Tennessee football must have forgotten that fall was moved up. At least their opening performances seemed to suggest that the games against inferior foes had been forgotten and that “It’s football time in Tennessee”. Oh, and Mother Nature decided that she’d make an already miserable situation even worse by throwing temperatures in the 90’s and a scalding sun at fans sitting on aluminum seats. Dejected folks left the stadium, stunned, disappointed, and sunburned. It wasn’t a good combination for the Vol Nation.  
Public pools close after Labor Day. I heard on the news that even Dollywood Splash Country was closed for business on the Tuesday after the holiday. My pool is still opened and will stay that way until the end of
September or later. Sure, the water slowly gets colder as the month wears on, but I made a promise to myself when we put the thing in several years ago. As long as the temperatures don’t fall lower than mountain streams, I’ll be in water every day that doesn’t have a storm. One of the saddest times in our household is when the cover goes over the water. To us, that’s the end of summer.  

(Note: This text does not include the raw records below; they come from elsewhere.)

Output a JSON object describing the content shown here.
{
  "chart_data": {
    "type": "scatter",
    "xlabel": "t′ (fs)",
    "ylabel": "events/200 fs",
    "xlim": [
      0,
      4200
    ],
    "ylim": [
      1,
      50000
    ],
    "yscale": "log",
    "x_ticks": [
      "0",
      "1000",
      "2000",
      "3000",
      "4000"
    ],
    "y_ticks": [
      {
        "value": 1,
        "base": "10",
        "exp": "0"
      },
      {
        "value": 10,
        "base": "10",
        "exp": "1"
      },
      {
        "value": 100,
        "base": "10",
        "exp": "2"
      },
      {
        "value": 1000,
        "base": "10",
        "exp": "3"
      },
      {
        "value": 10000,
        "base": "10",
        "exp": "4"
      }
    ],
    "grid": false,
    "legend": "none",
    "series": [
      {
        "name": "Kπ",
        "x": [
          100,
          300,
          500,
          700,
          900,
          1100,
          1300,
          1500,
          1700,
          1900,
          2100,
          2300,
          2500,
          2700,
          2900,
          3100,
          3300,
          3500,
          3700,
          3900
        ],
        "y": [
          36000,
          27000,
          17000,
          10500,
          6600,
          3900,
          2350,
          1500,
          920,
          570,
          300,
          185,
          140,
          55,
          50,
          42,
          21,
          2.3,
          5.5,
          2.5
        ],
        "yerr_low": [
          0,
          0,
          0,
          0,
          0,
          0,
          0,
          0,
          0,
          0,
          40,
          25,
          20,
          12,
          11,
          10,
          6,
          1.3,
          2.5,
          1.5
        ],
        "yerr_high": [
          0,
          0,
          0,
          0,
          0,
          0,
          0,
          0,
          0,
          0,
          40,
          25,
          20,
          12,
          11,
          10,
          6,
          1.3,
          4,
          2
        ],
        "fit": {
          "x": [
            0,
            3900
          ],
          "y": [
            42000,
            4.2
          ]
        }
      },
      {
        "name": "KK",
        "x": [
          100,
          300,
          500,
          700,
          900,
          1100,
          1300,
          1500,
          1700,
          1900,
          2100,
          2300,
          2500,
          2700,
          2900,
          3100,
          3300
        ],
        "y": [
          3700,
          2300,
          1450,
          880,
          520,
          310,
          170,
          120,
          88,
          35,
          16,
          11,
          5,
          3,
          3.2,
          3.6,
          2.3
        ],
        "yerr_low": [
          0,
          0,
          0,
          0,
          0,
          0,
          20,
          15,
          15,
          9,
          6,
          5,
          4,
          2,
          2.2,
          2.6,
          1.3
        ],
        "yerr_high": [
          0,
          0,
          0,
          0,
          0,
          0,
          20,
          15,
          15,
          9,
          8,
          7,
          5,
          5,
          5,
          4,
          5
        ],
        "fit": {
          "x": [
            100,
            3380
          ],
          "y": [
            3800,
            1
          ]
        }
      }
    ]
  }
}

I also fight changes in wardrobes at the end of summer. From the end of March until the first hint of frost on the ground, I live in shorts, t-shirts, and tennis shoes. A bathing suit and flip-flops makup my alternative wardrobe. The only time a pair of slacks or jeans leave the hangers in my closet is when I go to church, attend a funeral, or eat at a nice restaurant. Long-sleeved shirts and pants strangle my body and feel so uncomfortable after all those months of freedom.  
By now, I’ve indirectly announced that I hate cold weather. The days are short, the nights are long, and the weather is raw. I feel trapped inside and unable to freely go about completing projects as I do during warm weather months. I know the end is near, but trust me; I’ll keep fighting for every moment of warm sun and pleasure that comes until the frozen-solid ground and freezing temperatures win the battle.